ABSTRACTBackground: Thymectomy is a standard treatment of myasthenia gravis (MG). Immunomodulating agents are frequently given during the postthymectomy latency period until complete remission is fully consolidated, but serious side effects is a relevant clinical problem for patients on long-term immunomodulating treatment.Objective: To assess the effectiveness of starting tacrolimus in the immediate postoperative period in MG patients undergoing transsternal extended thymectomy, with complete stable remission (CSR) as the primary outcome of the study.Methods: Forty-eight MG patients received tacrolimus, 0.1 mg/kg per day b.i.d. (started 24 h after thymectomy) and prednisone 1.5 mg/kg/day.

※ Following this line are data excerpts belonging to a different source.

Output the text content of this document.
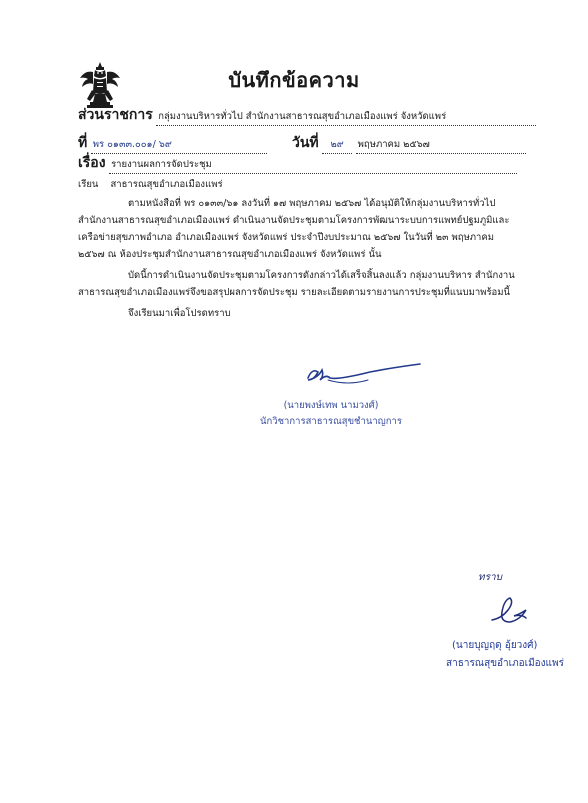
บันทึกข้อความ
ส่วนราชการ กลุ่มงานบริหารทั่วไป สำนักงานสาธารณสุขอำเภอเมืองแพร่ จังหวัดแพร่
ที่ พร ๐๑๓๓.๐๐๑/ ๖๙	วันที่ ๒๙ พฤษภาคม ๒๕๖๗
เรื่อง รายงานผลการจัดประชุม
เรียน สาธารณสุขอำเภอเมืองแพร่
ตามหนังสือที่ พร ๐๑๓๓/๖๑ ลงวันที่ ๑๗ พฤษภาคม ๒๕๖๗ ได้อนุมัติให้กลุ่มงานบริหารทั่วไป
สำนักงานสาธารณสุขอำเภอเมืองแพร่ ดำเนินงานจัดประชุมตามโครงการพัฒนาระบบการแพทย์ปฐมภูมิและ
เครือข่ายสุขภาพอำเภอ อำเภอเมืองแพร่ จังหวัดแพร่ ประจำปีงบประมาณ ๒๕๖๗ ในวันที่ ๒๓ พฤษภาคม
๒๕๖๗ ณ ห้องประชุมสำนักงานสาธารณสุขอำเภอเมืองแพร่ จังหวัดแพร่ นั้น
บัดนี้การดำเนินงานจัดประชุมตามโครงการดังกล่าวได้เสร็จสิ้นลงแล้ว กลุ่มงานบริหาร สำนักงาน
สาธารณสุขอำเภอเมืองแพร่จึงขอสรุปผลการจัดประชุม รายละเอียดตามรายงานการประชุมที่แนบมาพร้อมนี้
จึงเรียนมาเพื่อโปรดทราบ
(นายพงษ์เทพ นามวงศ์)
นักวิชาการสาธารณสุขชำนาญการ
ทราบ
(นายบุญฤดุ อุ้ยวงศ์)
สาธารณสุขอำเภอเมืองแพร่
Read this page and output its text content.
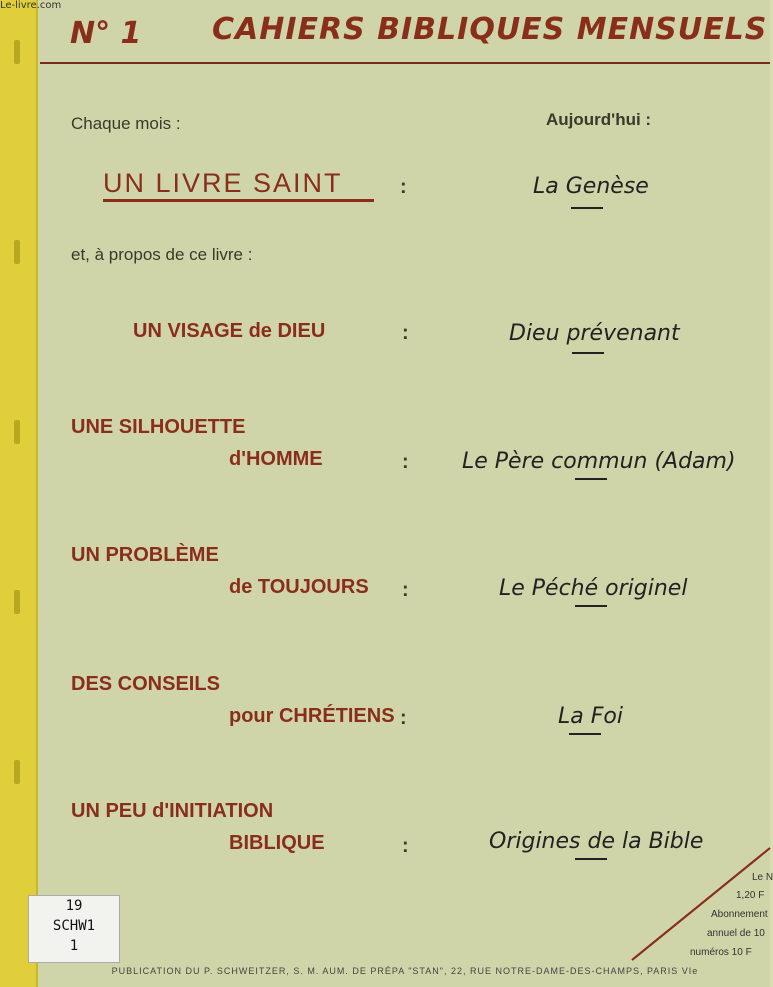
Le-livre.com
N° 1 CAHIERS BIBLIQUES MENSUELS
Chaque mois :	Aujourd'hui :
UN LIVRE SAINT	:	La Genèse
et, à propos de ce livre :
UN VISAGE de DIEU	:	Dieu prévenant
UNE SILHOUETTE
d'HOMME	: Le Père commun (Adam)
UN PROBLÈME
de TOUJOURS :	Le Péché originel
DES CONSEILS
pour CHRÉTIENS :	La Foi
UN PEU d'INITIATION
BIBLIQUE	:	Origines de la Bible
Le N
1,20 F
Abonnement
annuel de 10
numéros 10 F
PUBLICATION DU P. SCHWEITZER, S. M. AUM. DE PRÉPA "STAN", 22, RUE NOTRE-DAME-DES-CHAMPS, PARIS VIe
19
SCHW1
1
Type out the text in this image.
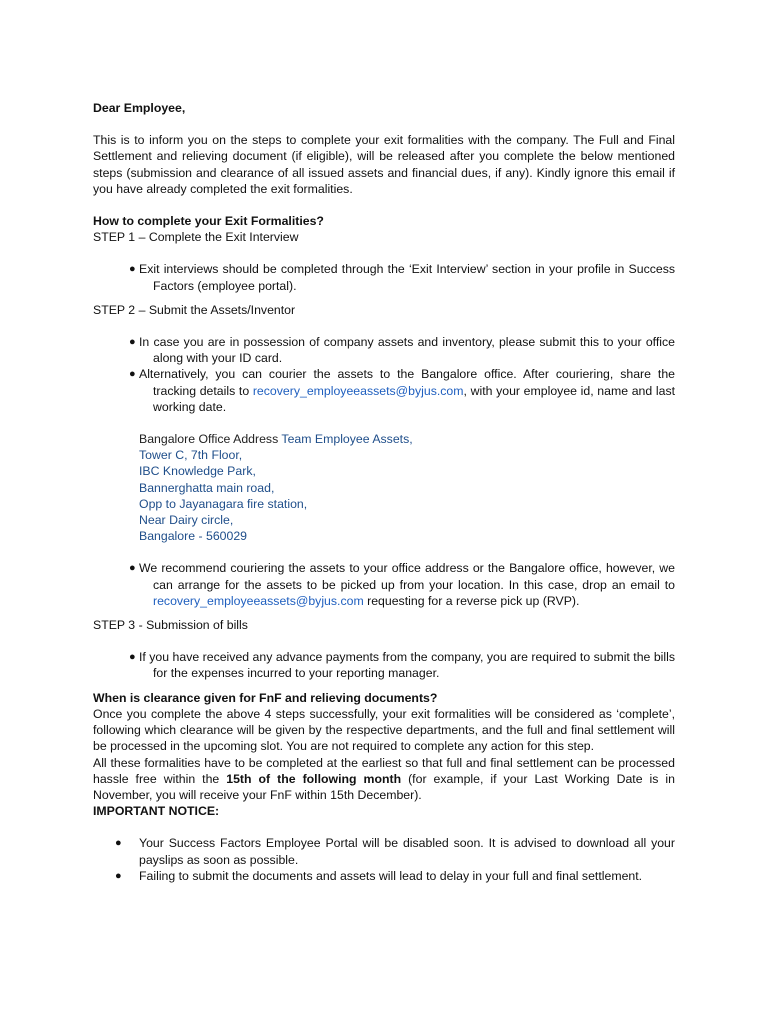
Dear Employee,

This is to inform you on the steps to complete your exit formalities with the company. The Full and Final Settlement and relieving document (if eligible), will be released after you complete the below mentioned steps (submission and clearance of all issued assets and financial dues, if any). Kindly ignore this email if you have already completed the exit formalities.

How to complete your Exit Formalities?

STEP 1 – Complete the Exit Interview

● Exit interviews should be completed through the ‘Exit Interview’ section in your profile in Success Factors (employee portal).

STEP 2 – Submit the Assets/Inventor

● In case you are in possession of company assets and inventory, please submit this to your office along with your ID card.
● Alternatively, you can courier the assets to the Bangalore office. After couriering, share the tracking details to recovery_employeeassets@byjus.com, with your employee id, name and last working date.
Bangalore Office Address Team Employee Assets,
Tower C, 7th Floor,
IBC Knowledge Park,
Bannerghatta main road,
Opp to Jayanagara fire station,
Near Dairy circle,
Bangalore - 560029
● We recommend couriering the assets to your office address or the Bangalore office, however, we can arrange for the assets to be picked up from your location. In this case, drop an email to recovery_employeeassets@byjus.com requesting for a reverse pick up (RVP).

STEP 3 - Submission of bills

● If you have received any advance payments from the company, you are required to submit the bills for the expenses incurred to your reporting manager.

When is clearance given for FnF and relieving documents?

Once you complete the above 4 steps successfully, your exit formalities will be considered as ‘complete’, following which clearance will be given by the respective departments, and the full and final settlement will be processed in the upcoming slot. You are not required to complete any action for this step.

All these formalities have to be completed at the earliest so that full and final settlement can be processed hassle free within the 15th of the following month (for example, if your Last Working Date is in November, you will receive your FnF within 15th December).

IMPORTANT NOTICE:

● Your Success Factors Employee Portal will be disabled soon. It is advised to download all your payslips as soon as possible.
● Failing to submit the documents and assets will lead to delay in your full and final settlement.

Histologically, 34 patients had hyperplasia, 20 thymic involution, and 14 thymoma. Of the 48 patients, 40 completed 1 year of tacrolimus therapy, 38 completed 2 years, 27 completed 3 years, 21 completed 4 years, and 9 more than 5 years. Mean dose of tacrolimus was 4.9 mg/day (range 2–8 mg/day) with a mean plasma drug concentration of 7.6 ng/mL (range 7–9 ng/mL). Prednisone could be withdrawn after the first year in 93.7% of patients and at 2 years in 100%.Results: The mean follow-up was 24.4 months, SD 17.3 (range 6–60 months). Improvement of muscular strength and decrease of anti-AChR antibodies were statistically significant ( p < 0.001) shortly after operation. CSR was obtained in 33.4% of patients, pharmacological remission in 62.6%; 4% of patients had minimal symptoms. None of the patients with thymoma achieved CSR. The estimated median follow-up to obtain a CSR was 37.9 months (95% confidence interval [CI] 26.4–49.5 months). The overall crude CSR rate was 33.4%, with 47% for non-thymoma patients. The probability to achieve CSR at 3 years was 67% for the non-thymomatous group.Conclusions: Long-term immune-directed treatment with tacrolimus to improve the effectiveness of thymectomy in MG is feasible and was associated with a high rate of CSR in patients without thymoma.